Lewis Carroll, il ne fait pas dans le traité d'éducation, c'est plutôt de la non-éducation.
Il suffit de s'intéresser aux différentes branches de l'Arithmétique de la Tortue : "l'Addiction, la Distraction, la Mochification et la Dérision". C'est tout l'art de Carroll. Alice est dans l'addiction, étant donné qu'elle boit tout le contenu de la bouteille, et surtout, qu'elle n'a de cesse de consommer du champignon, elle est la distraction incarnée (elle qui divague sans cesse), les personnages autour d'elles sont tous caricaturaux et surtout, il y a de la dérision (et de l'auto-dérision). Il n'est pas raisonnable, le maître du non-sense. C'est comme un traité de conversation pour jeunes filles qui font la révérence (même lorsqu'elle chutent) mais de conversation décousue, sans queue ni tête ou plutôt sans "corps ni tête" ou que de tête, comme le Chat du Cheshire, ou que de sourire.

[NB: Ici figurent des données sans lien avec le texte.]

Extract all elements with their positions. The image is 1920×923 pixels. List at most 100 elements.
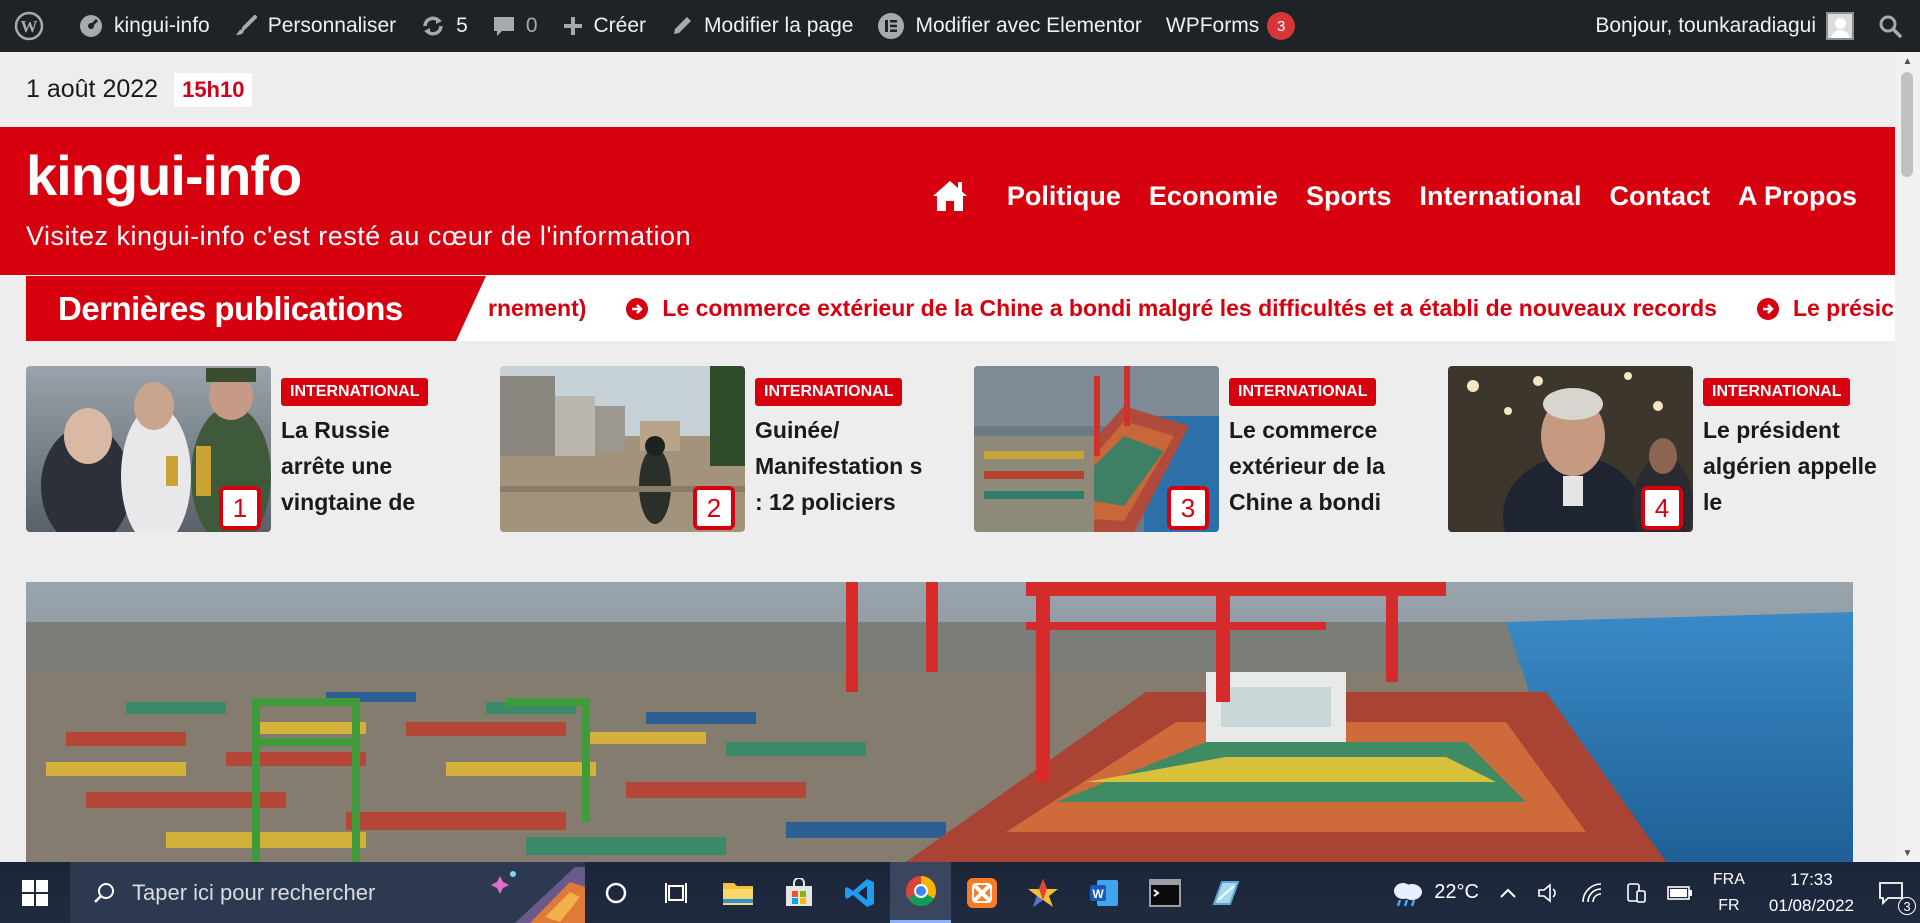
nav-item-politique[interactable]: Politique (1007, 181, 1121, 212)
file-explorer-button[interactable] (707, 862, 768, 923)
post-card[interactable]: 3 INTERNATIONAL Le commerce extérieur de… (974, 366, 1424, 532)
elementor-label: Modifier avec Elementor (915, 14, 1142, 37)
post-thumbnail[interactable]: 2 (500, 366, 745, 532)
store-bag-icon (784, 877, 814, 908)
customize-link[interactable]: Personnaliser (222, 0, 408, 52)
chrome-button[interactable] (890, 862, 951, 923)
post-card[interactable]: 1 INTERNATIONAL La Russie arrête une vin… (26, 366, 476, 532)
featured-hero-image[interactable] (26, 582, 1853, 862)
show-hidden-icons-button[interactable] (1489, 862, 1527, 923)
chevron-up-icon (1499, 887, 1517, 899)
xampp-button[interactable] (951, 862, 1012, 923)
post-rank-badge: 4 (1641, 486, 1683, 530)
chrome-icon (905, 875, 937, 907)
cortana-button[interactable] (585, 862, 646, 923)
post-thumbnail[interactable]: 3 (974, 366, 1219, 532)
search-icon (1878, 14, 1902, 38)
terminal-icon (1148, 878, 1181, 907)
wordpress-logo-button[interactable]: W (0, 0, 66, 52)
paintbrush-icon (234, 14, 258, 38)
windows-logo-icon (22, 879, 48, 906)
nav-item-contact[interactable]: Contact (1609, 181, 1710, 212)
current-date: 1 août 2022 (26, 75, 159, 103)
task-view-button[interactable] (646, 862, 707, 923)
word-icon: W (1089, 878, 1119, 908)
ticker-item[interactable]: Le présic (1756, 295, 1894, 322)
word-button[interactable]: W (1073, 862, 1134, 923)
search-icon (92, 881, 116, 905)
post-category-badge[interactable]: INTERNATIONAL (281, 378, 429, 406)
new-content-link[interactable]: Créer (550, 0, 659, 52)
language-code: FRA (1712, 870, 1745, 888)
pencil-icon (670, 14, 694, 38)
elementor-link[interactable]: Modifier avec Elementor (865, 0, 1153, 52)
windows-taskbar: Taper ici pour rechercher W 22°C FRA FR … (0, 862, 1920, 923)
scroll-up-arrow-icon[interactable]: ▲ (1895, 52, 1920, 70)
snipping-icon (1210, 878, 1242, 908)
scrollbar-thumb[interactable] (1901, 72, 1913, 177)
taskbar-search-box[interactable]: Taper ici pour rechercher (70, 862, 585, 923)
folder-icon (722, 879, 754, 907)
notification-center-button[interactable]: 3 (1868, 862, 1920, 923)
ticker-item[interactable]: Le commerce extérieur de la Chine a bond… (626, 295, 1717, 322)
post-category-badge[interactable]: INTERNATIONAL (1229, 378, 1377, 406)
comments-link[interactable]: 0 (480, 0, 550, 52)
search-highlight-illustration (475, 862, 585, 923)
nav-item-a-propos[interactable]: A Propos (1738, 181, 1857, 212)
main-nav: Politique Economie Sports International … (931, 179, 1857, 213)
post-category-badge[interactable]: INTERNATIONAL (1703, 378, 1851, 406)
ticker-item-text: rnement) (488, 295, 587, 321)
dashboard-gauge-icon (78, 13, 104, 39)
nav-item-international[interactable]: International (1419, 181, 1581, 212)
admin-search-button[interactable] (1866, 0, 1920, 52)
site-tagline: Visitez kingui-info c'est resté au cœur … (26, 221, 692, 251)
edit-page-link[interactable]: Modifier la page (658, 0, 865, 52)
volume-button[interactable] (1527, 862, 1571, 923)
battery-button[interactable] (1657, 862, 1703, 923)
top-date-bar: 1 août 2022 15h10 (0, 52, 1895, 127)
ticker-item-text: Le commerce extérieur de la Chine a bond… (662, 295, 1717, 321)
terminal-button[interactable] (1134, 862, 1195, 923)
post-title[interactable]: La Russie arrête une vingtaine de (281, 412, 456, 520)
current-time: 15h10 (174, 72, 253, 107)
taskbar-clock[interactable]: 17:33 01/08/2022 (1755, 867, 1868, 919)
task-view-icon (664, 881, 690, 905)
weather-cloud-rain-icon (1390, 878, 1424, 908)
microsoft-store-button[interactable] (768, 862, 829, 923)
battery-icon (1667, 885, 1693, 901)
device-button[interactable] (1615, 862, 1657, 923)
post-card[interactable]: 4 INTERNATIONAL Le président algérien ap… (1448, 366, 1898, 532)
phone-link-icon (1625, 882, 1647, 904)
site-name-link[interactable]: kingui-info (66, 0, 222, 52)
post-title[interactable]: Le commerce extérieur de la Chine a bond… (1229, 412, 1404, 520)
post-card[interactable]: 2 INTERNATIONAL Guinée/ Manifestation s … (500, 366, 950, 532)
post-title[interactable]: Le président algérien appelle le (1703, 412, 1878, 520)
post-title[interactable]: Guinée/ Manifestation s : 12 policiers (755, 412, 930, 520)
user-avatar (1826, 12, 1854, 40)
scroll-down-arrow-icon[interactable]: ▼ (1895, 844, 1920, 862)
wpforms-link[interactable]: WPForms 3 (1154, 0, 1307, 52)
starred-app-button[interactable] (1012, 862, 1073, 923)
vscode-icon (844, 877, 876, 909)
new-content-label: Créer (593, 14, 647, 37)
page-scrollbar[interactable]: ▲ ▼ (1895, 52, 1920, 862)
my-account-link[interactable]: Bonjour, tounkaradiagui (1583, 0, 1866, 52)
network-button[interactable] (1571, 862, 1615, 923)
home-icon[interactable] (931, 179, 969, 213)
nav-item-economie[interactable]: Economie (1149, 181, 1278, 212)
post-category-badge[interactable]: INTERNATIONAL (755, 378, 903, 406)
nav-item-sports[interactable]: Sports (1306, 181, 1392, 212)
weather-widget[interactable]: 22°C (1380, 862, 1489, 923)
start-button[interactable] (0, 862, 70, 923)
vscode-button[interactable] (829, 862, 890, 923)
comment-bubble-icon (492, 14, 516, 38)
ticker-item[interactable]: rnement) (488, 295, 586, 322)
input-language-button[interactable]: FRA FR (1703, 867, 1755, 919)
refresh-icon (420, 13, 446, 39)
post-thumbnail[interactable]: 4 (1448, 366, 1693, 532)
site-logo[interactable]: kingui-info (26, 143, 302, 208)
updates-link[interactable]: 5 (408, 0, 480, 52)
notification-count: 3 (1898, 897, 1916, 915)
post-thumbnail[interactable]: 1 (26, 366, 271, 532)
snipping-tool-button[interactable] (1195, 862, 1256, 923)
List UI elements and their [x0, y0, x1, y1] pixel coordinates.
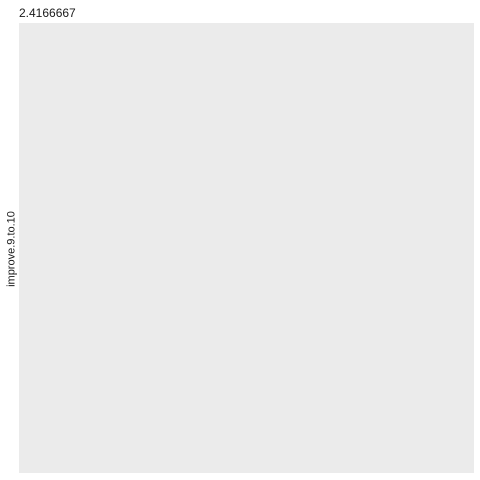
panel-title: 2.4166667	[19, 6, 76, 20]
y-axis-label: improve.9.to.10	[5, 211, 18, 287]
chart-figure: 2.4166667 improve.9.to.10	[0, 0, 480, 480]
plot-panel	[19, 23, 474, 473]
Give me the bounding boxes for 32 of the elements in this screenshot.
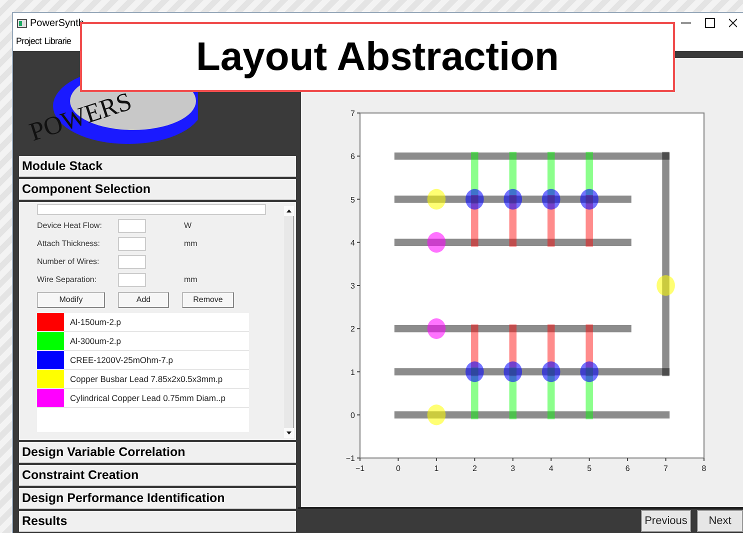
tick-label: 3 bbox=[350, 282, 355, 290]
slide-title: Layout Abstraction bbox=[80, 22, 675, 92]
unit-label: W bbox=[184, 220, 192, 232]
tick-label: −1 bbox=[355, 464, 365, 473]
tick-label: 4 bbox=[350, 238, 355, 248]
tick-label: 2 bbox=[472, 464, 477, 473]
component-name: Al-300um-2.p bbox=[70, 334, 122, 348]
tick-label: 7 bbox=[350, 109, 355, 118]
component-name: CREE-1200V-25mOhm-7.p bbox=[70, 354, 173, 366]
component-name: Copper Busbar Lead 7.85x2x0.5x3mm.p bbox=[70, 372, 223, 386]
unit-label: mm bbox=[184, 238, 198, 250]
tick-label: 1 bbox=[434, 464, 439, 473]
tick-label: 6 bbox=[350, 152, 355, 162]
field-label: Number of Wires: bbox=[37, 256, 100, 268]
tick-label: 5 bbox=[587, 464, 592, 473]
field-label: Device Heat Flow: bbox=[37, 220, 103, 232]
tick-label: −1 bbox=[346, 454, 355, 463]
tick-label: 2 bbox=[350, 324, 355, 334]
tick-label: 6 bbox=[625, 464, 630, 473]
tick-label: 0 bbox=[350, 410, 355, 420]
field-label: Wire Separation: bbox=[37, 274, 98, 286]
component-name: Cylindrical Copper Lead 0.75mm Diam..p bbox=[70, 392, 226, 404]
tick-label: 8 bbox=[702, 464, 706, 473]
tick-label: 1 bbox=[350, 368, 355, 377]
unit-label: mm bbox=[184, 274, 198, 286]
tick-label: 7 bbox=[664, 464, 668, 473]
tick-label: 5 bbox=[350, 195, 355, 204]
field-label: Attach Thickness: bbox=[37, 238, 101, 250]
component-name: Al-150um-2.p bbox=[70, 316, 122, 328]
tick-label: 3 bbox=[510, 464, 516, 473]
tick-label: 4 bbox=[548, 464, 554, 473]
tick-label: 0 bbox=[396, 464, 400, 473]
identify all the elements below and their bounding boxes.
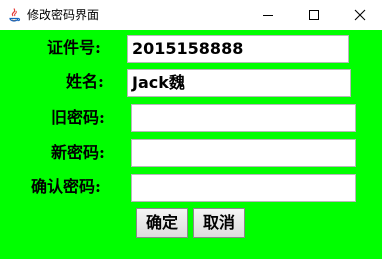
name-field[interactable]: Jack魏: [127, 69, 351, 97]
old-password-field[interactable]: [131, 104, 356, 132]
title-bar: 修改密码界面: [0, 0, 382, 30]
minimize-icon: [263, 15, 273, 16]
confirm-password-field[interactable]: [131, 174, 356, 202]
cancel-button[interactable]: 取消: [193, 208, 245, 238]
name-label: 姓名:: [66, 72, 104, 91]
new-password-field[interactable]: [131, 139, 356, 167]
confirm-button[interactable]: 确定: [136, 208, 188, 238]
maximize-button[interactable]: [291, 0, 337, 30]
java-icon: [6, 7, 22, 23]
form-panel: 证件号: 2015158888 姓名: Jack魏 旧密码: 新密码: 确认密码…: [0, 30, 382, 259]
id-number-field[interactable]: 2015158888: [127, 35, 349, 63]
id-number-label: 证件号:: [47, 38, 101, 57]
close-button[interactable]: [337, 0, 382, 30]
maximize-icon: [309, 10, 319, 20]
minimize-button[interactable]: [245, 0, 291, 30]
close-icon: [354, 9, 366, 21]
old-password-label: 旧密码:: [51, 108, 105, 127]
confirm-password-label: 确认密码:: [31, 177, 101, 196]
window-title: 修改密码界面: [27, 8, 100, 22]
new-password-label: 新密码:: [51, 143, 105, 162]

P.S : Etant aussi instable qu'Alice, et n'ayant pas encore relu "De l'autre côté du miroir", il est fort possible que j'édite ma critique pour ajouter quelques paragraphes de plus concernant l'envers des Aventures d'Alice au Pays des Merveilles. Vous ne vous étonnerez pas de cette anormalité - c'est normal.